Excerpts from forthcoming:
 
ENCYCLOPAEDIA OF THE MUSICAL THEATRE by K F Gänzl!

TOSTÉE, Lucille - French opéra-bouffe star who led the export of the genre to America.

 Although Lucille Tostée was to make the most famous part of her career in America, she began her life on the stage in France, becoming one of Offenbach's principal interpreters at the Théâtre des Bouffes-Parisiens at a young age. Amongst her assignments at the Bouffes, she played Scipionne in Les Vivandières de la grande armée (1859), L'Étoile in Le Roman comique (1861) and the original version of the page, Amoroso, in his Le Pont des soupirs (1861). She donned skirts to play Béatrix in the Parisian version of Les Bavards (1863) but went back into travesty in the rôle of Fabricio in Il Signor Fagotto (1864). She also appeared with the Bouffes company at Vienna's Theater am Franz-Josefs-Kai in 1861 (Croute-au-pot in Mesdames de la Halle, Fanchette in Une nuit blanche, Pierrette in La Rose de Saint-Flour, Atala in Vent du soir) and in 1862 (Dorothée in La Bonne d'enfants etc). Following the advent of Zulma Bouffar in his life and theatre, Tostée apparently found less favour in Offenbach's eyes, but her career did not by any means go downwards as a result.

 In 1867 Lucille Tostée headed a troupe exported from Paris under the management of H L Bateman to play French opéra-bouffe at New York's Théâtre Français. On 24 September she opened in America as Offenbach's Grande-Duchesse de Gérolstein and she took the town by storm, launching at the same time the craze for opéra-bouffe which was to sweep the country over the following years.
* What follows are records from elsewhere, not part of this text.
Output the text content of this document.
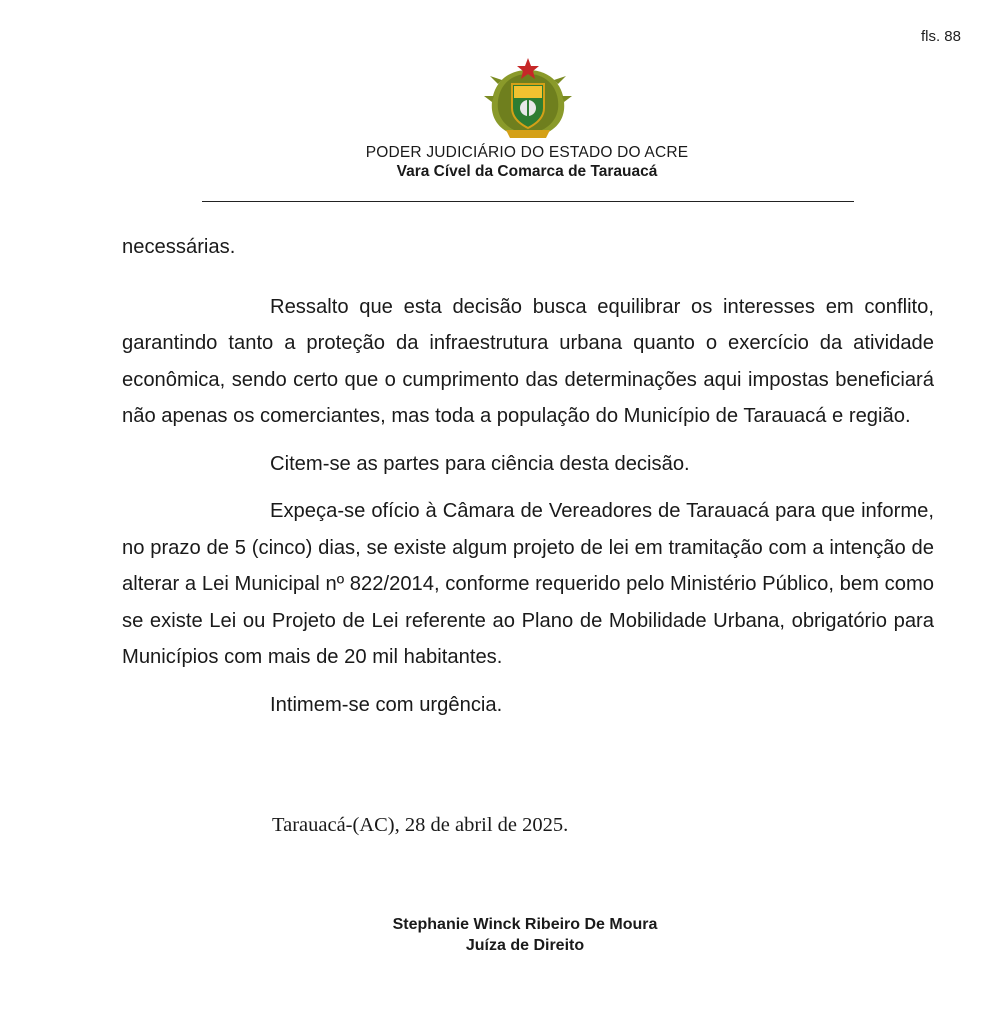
fls. 88
PODER JUDICIÁRIO DO ESTADO DO ACRE
Vara Cível da Comarca de Tarauacá

necessárias.

Ressalto que esta decisão busca equilibrar os interesses em conflito, garantindo tanto a proteção da infraestrutura urbana quanto o exercício da atividade econômica, sendo certo que o cumprimento das determinações aqui impostas beneficiará não apenas os comerciantes, mas toda a população do Município de Tarauacá e região.

Citem-se as partes para ciência desta decisão.

Expeça-se ofício à Câmara de Vereadores de Tarauacá para que informe, no prazo de 5 (cinco) dias, se existe algum projeto de lei em tramitação com a intenção de alterar a Lei Municipal nº 822/2014, conforme requerido pelo Ministério Público, bem como se existe Lei ou Projeto de Lei referente ao Plano de Mobilidade Urbana, obrigatório para Municípios com mais de 20 mil habitantes.

Intimem-se com urgência.

Tarauacá-(AC), 28 de abril de 2025.
Stephanie Winck Ribeiro De Moura
Juíza de Direito
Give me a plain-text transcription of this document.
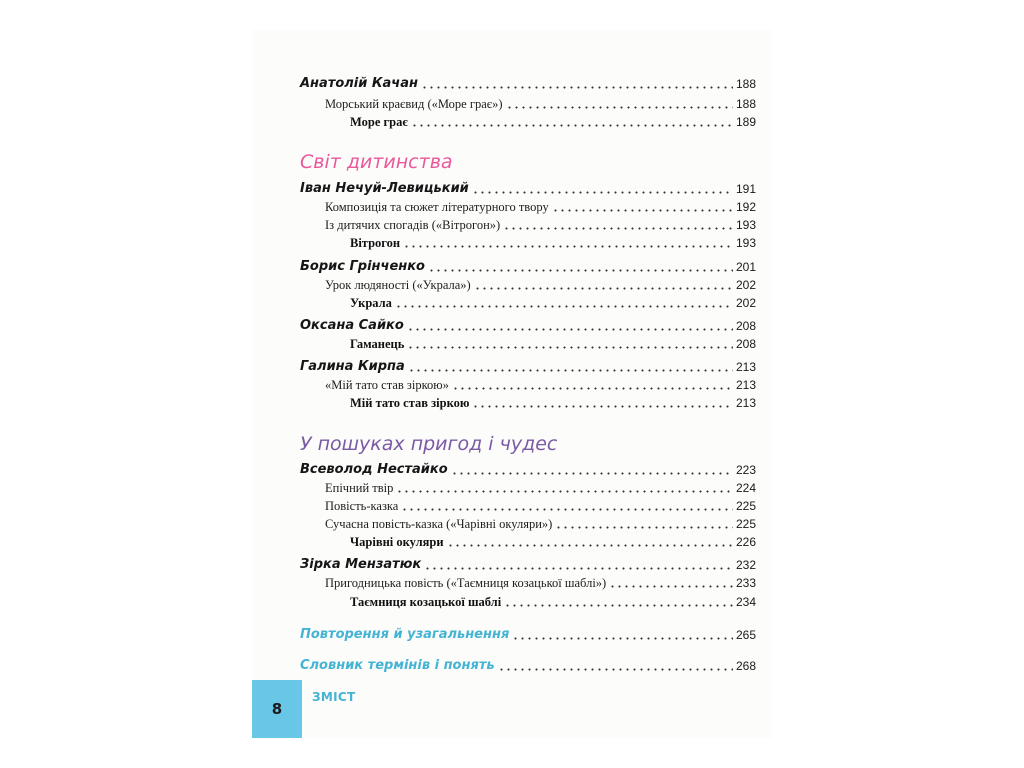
Анатолій Качан	188
Морський краєвид («Море грає»)	188
Море грає	189
Світ дитинства
Іван Нечуй-Левицький	191
Композиція та сюжет літературного твору	192
Із дитячих спогадів («Вітрогон»)	193
Вітрогон	193
Борис Грінченко	201
Урок людяності («Украла»)	202
Украла	202
Оксана Сайко	208
Гаманець	208
Галина Кирпа	213
«Мій тато став зіркою»	213
Мій тато став зіркою	213
У пошуках пригод і чудес
Всеволод Нестайко	223
Епічний твір	224
Повість-казка	225
Сучасна повість-казка («Чарівні окуляри»)	225
Чарівні окуляри	226
Зірка Мензатюк	232
Пригодницька повість («Таємниця козацької шаблі»)	233
Таємниця козацької шаблі	234
Повторення й узагальнення	265
Словник термінів і понять	268
8
ЗМІСТ
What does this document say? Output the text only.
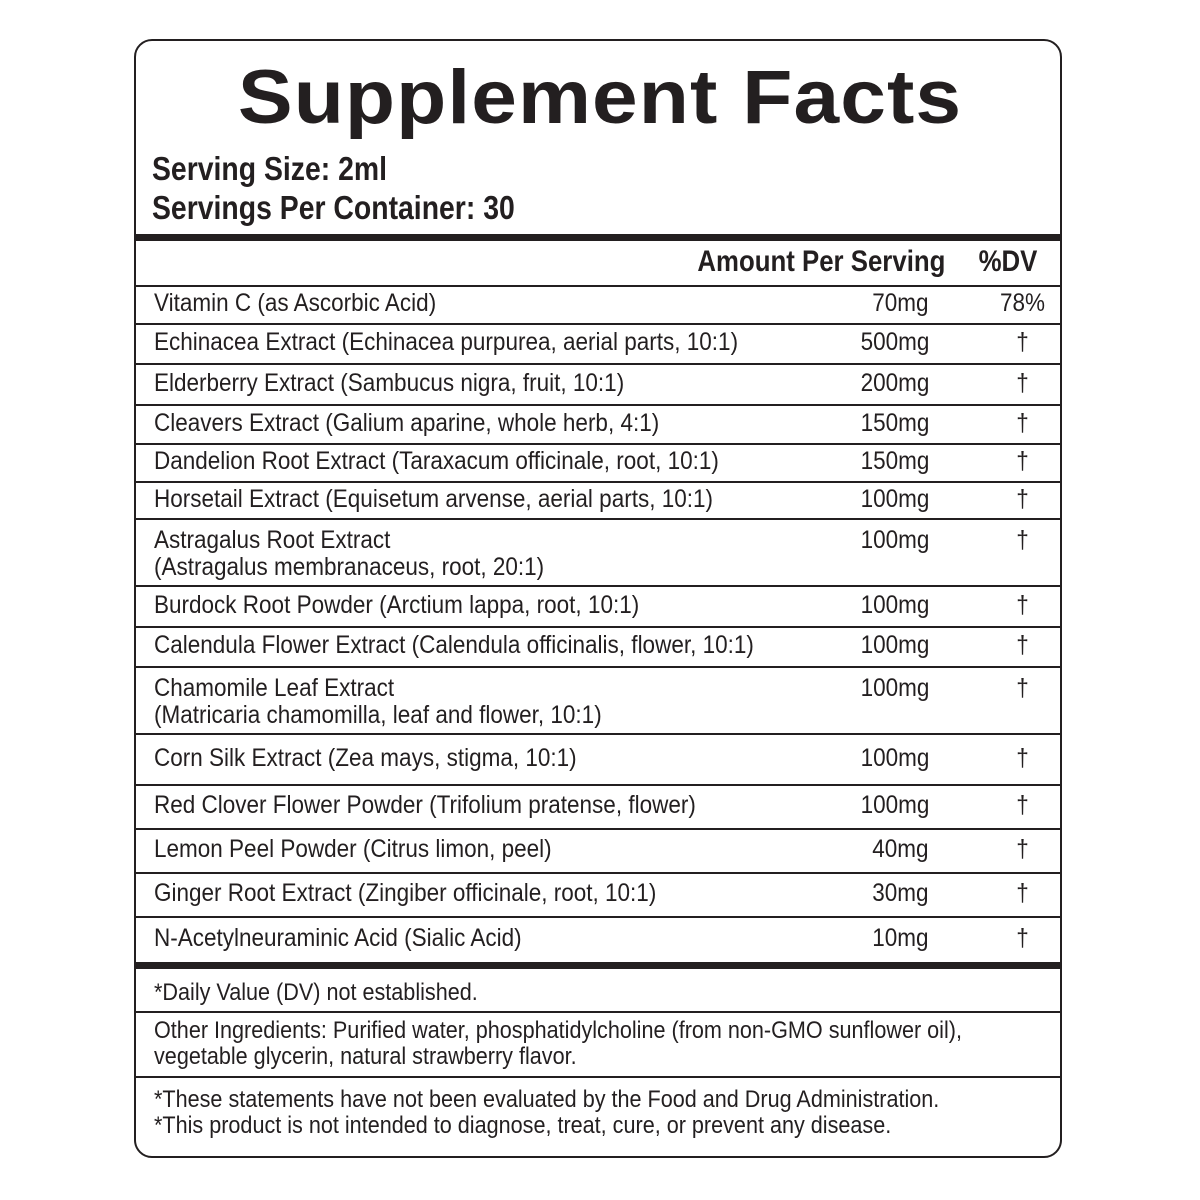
Supplement Facts
Serving Size: 2ml
Servings Per Container: 30
Amount Per Serving %DV
Vitamin C (as Ascorbic Acid)	70mg	78%
Echinacea Extract (Echinacea purpurea, aerial parts, 10:1)	500mg	†
Elderberry Extract (Sambucus nigra, fruit, 10:1)	200mg	†
Cleavers Extract (Galium aparine, whole herb, 4:1)	150mg	†
Dandelion Root Extract (Taraxacum officinale, root, 10:1)	150mg	†
Horsetail Extract (Equisetum arvense, aerial parts, 10:1)	100mg	†
Astragalus Root Extract
(Astragalus membranaceus, root, 20:1)
100mg	†
Burdock Root Powder (Arctium lappa, root, 10:1)	100mg	†
Calendula Flower Extract (Calendula officinalis, flower, 10:1)	100mg	†
Chamomile Leaf Extract
(Matricaria chamomilla, leaf and flower, 10:1)
100mg	†
Corn Silk Extract (Zea mays, stigma, 10:1)	100mg	†
Red Clover Flower Powder (Trifolium pratense, flower)	100mg	†
Lemon Peel Powder (Citrus limon, peel)	40mg	†
Ginger Root Extract (Zingiber officinale, root, 10:1)	30mg	†
N-Acetylneuraminic Acid (Sialic Acid)	10mg	†
*Daily Value (DV) not established.
Other Ingredients: Purified water, phosphatidylcholine (from non-GMO sunflower oil),
vegetable glycerin, natural strawberry flavor.
*These statements have not been evaluated by the Food and Drug Administration.
*This product is not intended to diagnose, treat, cure, or prevent any disease.
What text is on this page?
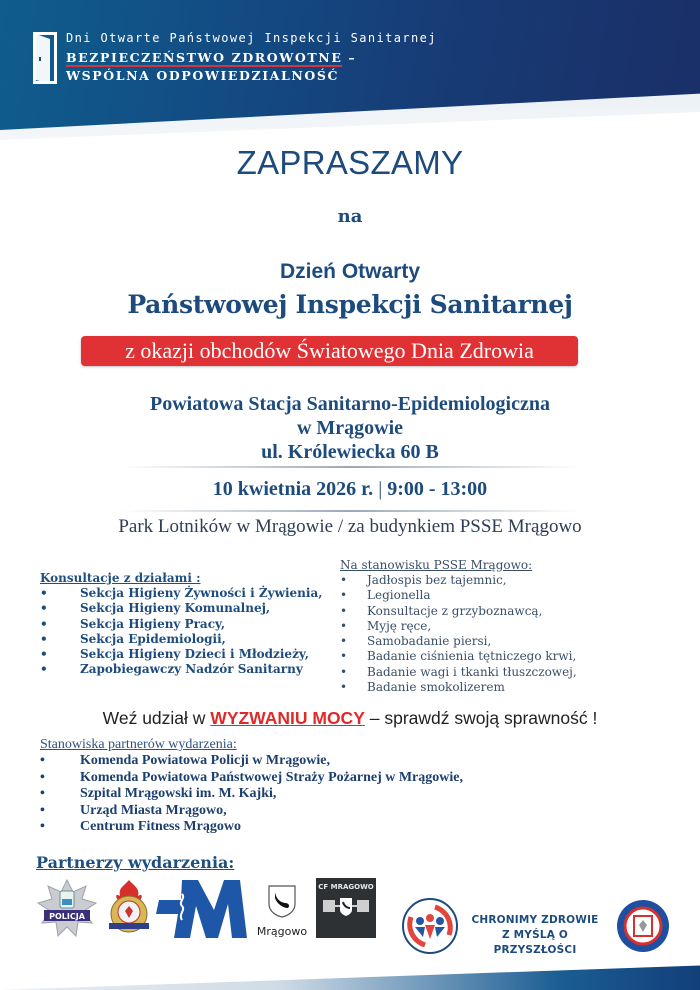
Dni Otwarte Państwowej Inspekcji Sanitarnej
BEZPIECZEŃSTWO ZDROWOTNE –
WSPÓLNA ODPOWIEDZIALNOŚĆ
ZAPRASZAMY
na
Dzień Otwarty
Państwowej Inspekcji Sanitarnej
z okazji obchodów Światowego Dnia Zdrowia
Powiatowa Stacja Sanitarno-Epidemiologiczna
w Mrągowie
ul. Królewiecka 60 B
10 kwietnia 2026 r. | 9:00 - 13:00
Park Lotników w Mrągowie / za budynkiem PSSE Mrągowo
Konsultacje z działami :
•	Sekcja Higieny Żywności i Żywienia,
•	Sekcja Higieny Komunalnej,
•	Sekcja Higieny Pracy,
•	Sekcja Epidemiologii,
•	Sekcja Higieny Dzieci i Młodzieży,
•	Zapobiegawczy Nadzór Sanitarny
Na stanowisku PSSE Mrągowo:
• Jadłospis bez tajemnic,
• Legionella
• Konsultacje z grzyboznawcą,
• Myję ręce,
• Samobadanie piersi,
• Badanie ciśnienia tętniczego krwi,
• Badanie wagi i tkanki tłuszczowej,
• Badanie smokolizerem
Weź udział w WYZWANIU MOCY – sprawdź swoją sprawność !
Stanowiska partnerów wydarzenia:
•	Komenda Powiatowa Policji w Mrągowie,
•	Komenda Powiatowa Państwowej Straży Pożarnej w Mrągowie,
•	Szpital Mrągowski im. M. Kajki,
•	Urząd Miasta Mrągowo,
•	Centrum Fitness Mrągowo
Partnerzy wydarzenia:
POLICJA
Mrągowo
CF MRAGOWO
CHRONIMY ZDROWIE
Z MYŚLĄ O PRZYSZŁOŚCI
One critic rhapsodised "The new o-b's a brilliant success, the music most sparklin, allow us to state man, and while they've Miss Tostée to play 'La Duchesse', there's no grounds for fearing the crowds will a-Bate-man'.
 She appeared throughout the United States in that season and the next in a variety of such pieces including La Belle Hélène, Lischen et Fritzchen, as Eurydice in Orphée aux enfers, and in her original rôle from Les Bavards, sharing the top billing in later days with Mlle Irma, who had been starring in an opposition production of Barbe-bleue and who amalgamated her forces with Bateman's to reinforce a company which was by that time being challenged for opéra-bouffe supremacy by a team brought out by Jacob Grau and headed by Rose Bell, Marie Desclauzas and Gabel.

 Equipped with some fairly dubious advertising -- Tostée's Eurydice was described as `her original rôle played by her 300 nights in Paris' -- the pair continued, increasing their repertoire with such pieces as Monsieur Choufleuri (with Tostée in the vocally demanding rôle of Ernestine), Le Mariage aux lanternes, La Chanson de Fortunio (Valentin) and Maillart's Les Dragons de Villars. When Tostée left America after less than two years, the flood that she and La Grande-Duchesse had begun continued in the hands of such other French artists as Irma, Marie Aimée, Léa Silly, Céline Montaland, Marie Desclauzas, Coralie Geoffroy, Louise Théo and Palola-Marié, as well as their English-language followers. And Tostée herself? She went home, and there apparently just vanished from theatrical annals.  ....K.G.